If the coaching staff are serious about sending a message to everyone, it means that no player can be sacred and that Banks should at least be an option that the staff should entertain.
3) Rasho Nesterovic
There are already rumblings that Amir Johnson's minutes will increase and Reggie Evans's will be eaten up as a result. I don't have a problem with this at all, as Johnson has proven to be a very capable player on both sides of the court, despite his propensity to attract fouls. However, I don't believe that his minutes will come at the expense of Andrea Bargnani, and while I like Johnson's game at the PF, he's less suited to battle against the centers of the league.

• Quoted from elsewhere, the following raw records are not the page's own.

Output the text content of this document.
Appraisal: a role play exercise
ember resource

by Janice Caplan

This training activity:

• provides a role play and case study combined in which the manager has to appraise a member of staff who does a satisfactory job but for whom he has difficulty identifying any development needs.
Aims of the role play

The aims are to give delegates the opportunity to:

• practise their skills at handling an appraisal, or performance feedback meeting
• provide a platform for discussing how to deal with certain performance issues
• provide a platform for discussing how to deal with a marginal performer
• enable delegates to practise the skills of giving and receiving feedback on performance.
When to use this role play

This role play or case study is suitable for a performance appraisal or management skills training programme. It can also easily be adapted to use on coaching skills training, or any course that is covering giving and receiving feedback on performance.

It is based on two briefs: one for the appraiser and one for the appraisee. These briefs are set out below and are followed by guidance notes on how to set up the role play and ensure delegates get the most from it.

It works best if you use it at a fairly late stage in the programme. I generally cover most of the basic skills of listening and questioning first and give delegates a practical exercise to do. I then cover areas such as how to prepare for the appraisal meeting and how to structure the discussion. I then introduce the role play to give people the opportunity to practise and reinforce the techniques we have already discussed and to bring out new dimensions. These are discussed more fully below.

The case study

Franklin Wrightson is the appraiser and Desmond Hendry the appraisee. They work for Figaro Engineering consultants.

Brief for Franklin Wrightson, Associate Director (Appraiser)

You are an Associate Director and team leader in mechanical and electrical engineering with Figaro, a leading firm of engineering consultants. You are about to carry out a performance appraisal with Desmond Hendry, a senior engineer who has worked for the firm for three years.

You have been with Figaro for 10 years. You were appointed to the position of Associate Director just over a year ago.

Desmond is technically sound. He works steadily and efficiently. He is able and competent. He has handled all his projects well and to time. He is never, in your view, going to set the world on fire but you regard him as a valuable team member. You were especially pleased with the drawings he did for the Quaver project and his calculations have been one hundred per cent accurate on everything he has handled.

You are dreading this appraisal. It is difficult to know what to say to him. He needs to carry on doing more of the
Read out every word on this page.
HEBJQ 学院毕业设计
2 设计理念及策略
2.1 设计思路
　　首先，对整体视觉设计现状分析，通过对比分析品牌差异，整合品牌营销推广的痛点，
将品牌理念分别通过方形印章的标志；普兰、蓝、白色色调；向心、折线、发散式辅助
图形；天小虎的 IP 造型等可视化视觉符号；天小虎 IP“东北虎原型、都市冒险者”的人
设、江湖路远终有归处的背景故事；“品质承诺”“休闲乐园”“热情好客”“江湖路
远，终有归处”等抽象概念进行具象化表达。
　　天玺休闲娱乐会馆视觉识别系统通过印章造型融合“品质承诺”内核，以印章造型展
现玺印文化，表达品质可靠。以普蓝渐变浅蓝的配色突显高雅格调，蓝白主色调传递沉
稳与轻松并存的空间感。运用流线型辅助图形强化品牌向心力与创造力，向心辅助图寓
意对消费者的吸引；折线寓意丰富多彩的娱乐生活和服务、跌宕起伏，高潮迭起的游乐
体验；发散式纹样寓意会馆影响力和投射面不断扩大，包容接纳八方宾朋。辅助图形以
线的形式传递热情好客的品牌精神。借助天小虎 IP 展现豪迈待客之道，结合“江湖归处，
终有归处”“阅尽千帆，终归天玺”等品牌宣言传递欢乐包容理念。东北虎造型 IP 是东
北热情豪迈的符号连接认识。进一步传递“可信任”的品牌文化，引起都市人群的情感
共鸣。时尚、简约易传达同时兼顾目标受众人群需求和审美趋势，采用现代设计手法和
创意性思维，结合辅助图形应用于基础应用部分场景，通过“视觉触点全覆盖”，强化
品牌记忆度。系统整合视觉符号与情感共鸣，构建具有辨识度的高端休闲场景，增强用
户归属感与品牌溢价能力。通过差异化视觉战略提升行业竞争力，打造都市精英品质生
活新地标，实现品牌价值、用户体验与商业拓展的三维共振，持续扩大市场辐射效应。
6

Rasho Nesterovic, on the other hand, has filled in admirably in sporadic minutes. He's even been able to be an efficient scorer and has come into games prepared for spurts. It's therefore very puzzling to me why our big Slovenian friend continues to be underused despite Bargnani's much documented troubles in the past month. Players like Nesterovic exist because if the team is losing direction, he can be a steadying presence with his veteran leadership and abilities.
I realize that the players I've pointed out are quite against conventional thinking. At the same time, conventional thinking has brought the Raptors back down below .500 and has completely stalled their defensive effort. If conventional thinking fails, then there has to be a drastic change to really shake things up in this group. Otherwise, any subtle changes will amount only to just shuffling the deck chairs on the Titanic.
In my mind, there should be only one thought:
"Win by any means."
Otherwise, we'll really see what it means to be a Raptors fan in angst at the end of the season.